Bojana Pavlovic et Hélène Richard

18 juillet 2017

« Aie confiance mais vérifie »

Доверяй, нопроверяй (propos attribué à Lénine)

Alors que la question du positionnement russe face au reste du monde prend de l’ampleur à la lumière des récentes élections américaines et françaises, et des élections allemandes à venir, certains géopoliticiens en viennent à parler de véritable retour à une Guerre froide entre la Russie et le reste du monde. Mais qui est véritablement impliqué dans ce conflit ? Peut-on d’ailleurs réellement parler de « Guerre froide » ?

L’avant-2008 : une montée crescendo des tensions

Pour comprendre la situation géopolitique actuelle, un petit retour dans le temps s’impose.

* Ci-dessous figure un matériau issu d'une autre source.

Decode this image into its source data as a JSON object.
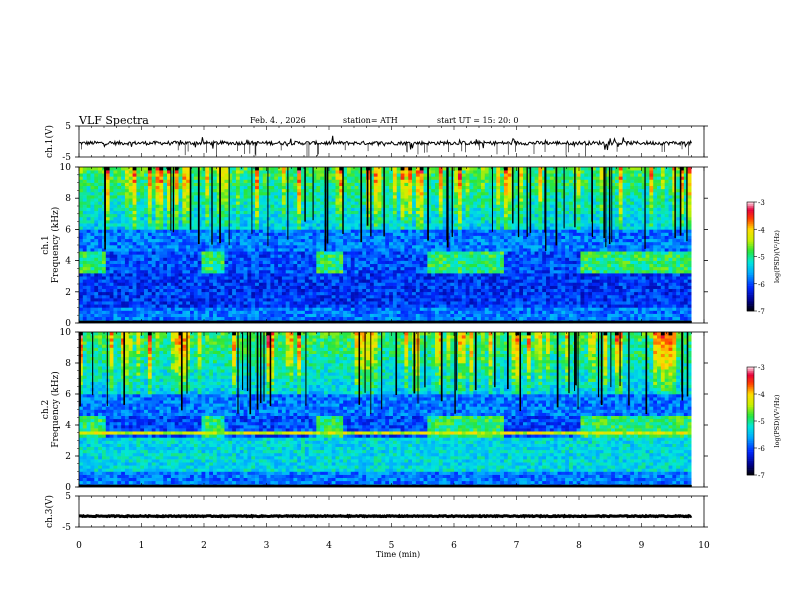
{
  "header": {
    "title": "VLF  Spectra",
    "date": "Feb. 4. , 2026",
    "station": "station= ATH",
    "start_ut": "start  UT  =   15: 20: 0"
  },
  "chart_data": [
    {
      "type": "line",
      "ylabel": "ch.1(V)",
      "ylim": [
        -5,
        5
      ],
      "yticks": [
        "5",
        "-5"
      ],
      "description_series": "waveform trace near -0.5 V with spikes",
      "xlim": [
        0,
        10
      ]
    },
    {
      "type": "heatmap",
      "ylabel_1": "ch.1",
      "ylabel_2": "Frequency  (kHz)",
      "ylim": [
        0,
        10
      ],
      "yticks": [
        "0",
        "2",
        "4",
        "6",
        "8",
        "10"
      ],
      "xlim": [
        0,
        9.8
      ],
      "colorbar": {
        "label": "log(PSD)(V²/Hz)",
        "range": [
          -7,
          -3
        ],
        "ticks": [
          "-3",
          "-4",
          "-5",
          "-6",
          "-7"
        ]
      },
      "transmitter_band_khz": 4,
      "transmitter_on_intervals_min": [
        [
          0,
          0.45
        ],
        [
          1.95,
          2.3
        ],
        [
          3.8,
          4.2
        ],
        [
          5.6,
          6.8
        ],
        [
          8.0,
          9.8
        ]
      ]
    },
    {
      "type": "heatmap",
      "ylabel_1": "ch.2",
      "ylabel_2": "Frequency  (kHz)",
      "ylim": [
        0,
        10
      ],
      "yticks": [
        "0",
        "2",
        "4",
        "6",
        "8",
        "10"
      ],
      "xlim": [
        0,
        9.8
      ],
      "colorbar": {
        "label": "log(PSD)(V²/Hz)",
        "range": [
          -7,
          -3
        ],
        "ticks": [
          "-3",
          "-4",
          "-5",
          "-6",
          "-7"
        ]
      },
      "transmitter_band_khz": 4,
      "transmitter_on_intervals_min": [
        [
          0,
          0.45
        ],
        [
          1.95,
          2.3
        ],
        [
          3.8,
          4.2
        ],
        [
          5.6,
          6.8
        ],
        [
          8.0,
          9.8
        ]
      ]
    },
    {
      "type": "line",
      "ylabel": "ch.3(V)",
      "ylim": [
        -5,
        5
      ],
      "yticks": [
        "5",
        "-5"
      ],
      "description_series": "flat trace at about -1.5 V",
      "xlim": [
        0,
        10
      ]
    }
  ],
  "x_axis": {
    "label": "Time  (min)",
    "ticks": [
      "0",
      "1",
      "2",
      "3",
      "4",
      "5",
      "6",
      "7",
      "8",
      "9",
      "10"
    ]
  }
}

Nous voici revenus à l’époque de l’URSS, d’une superficie d’1,5 millions de km2. Le pays, unifié sous la même bannière, implosa en mille morceaux à partir de l’hiver 1989, de la Lettonie et de la Lituanie à l'Ouzbékistan et au Tadjikistan, en passant par la Biélorussie ou l’Ukraine. Un élan d’indépendance – et de volontés indépendantistes – souffla sur les anciennes républiques socialistes soviétiques : après la Transnistrie (1990), l’Ossétie (1992) et le Kosovo (1999), l’ancien espace soviétique n’était plus seulement confronté à ses seules guerres civiles et régionales, mais, dans son intégrité et sa continuité mêmes, désormais directement à un ennemi tout désigné : l’Otan.

À partir de 1999, l’organisation militaire occidentale réorganisa en effet ses frontières, en élargissant le spectre de sa présence jusqu’aux portes de la Russie. Dans un premier temps, trois anciennes républiques furent intégrées en 1999 (République tchèque, Hongrie, Pologne), puis sept autres en 2004 (Bulgarie, Estonie, Lituanie, Lettonie, Roumanie, Slovaquie, Slovénie), soit la majorité des anciennes républiques socialistes soviétiques. Géographiquement parlant, ce nouveau positionnement de l’Otan constituait un verrouillage de l’ex-espace soviétique.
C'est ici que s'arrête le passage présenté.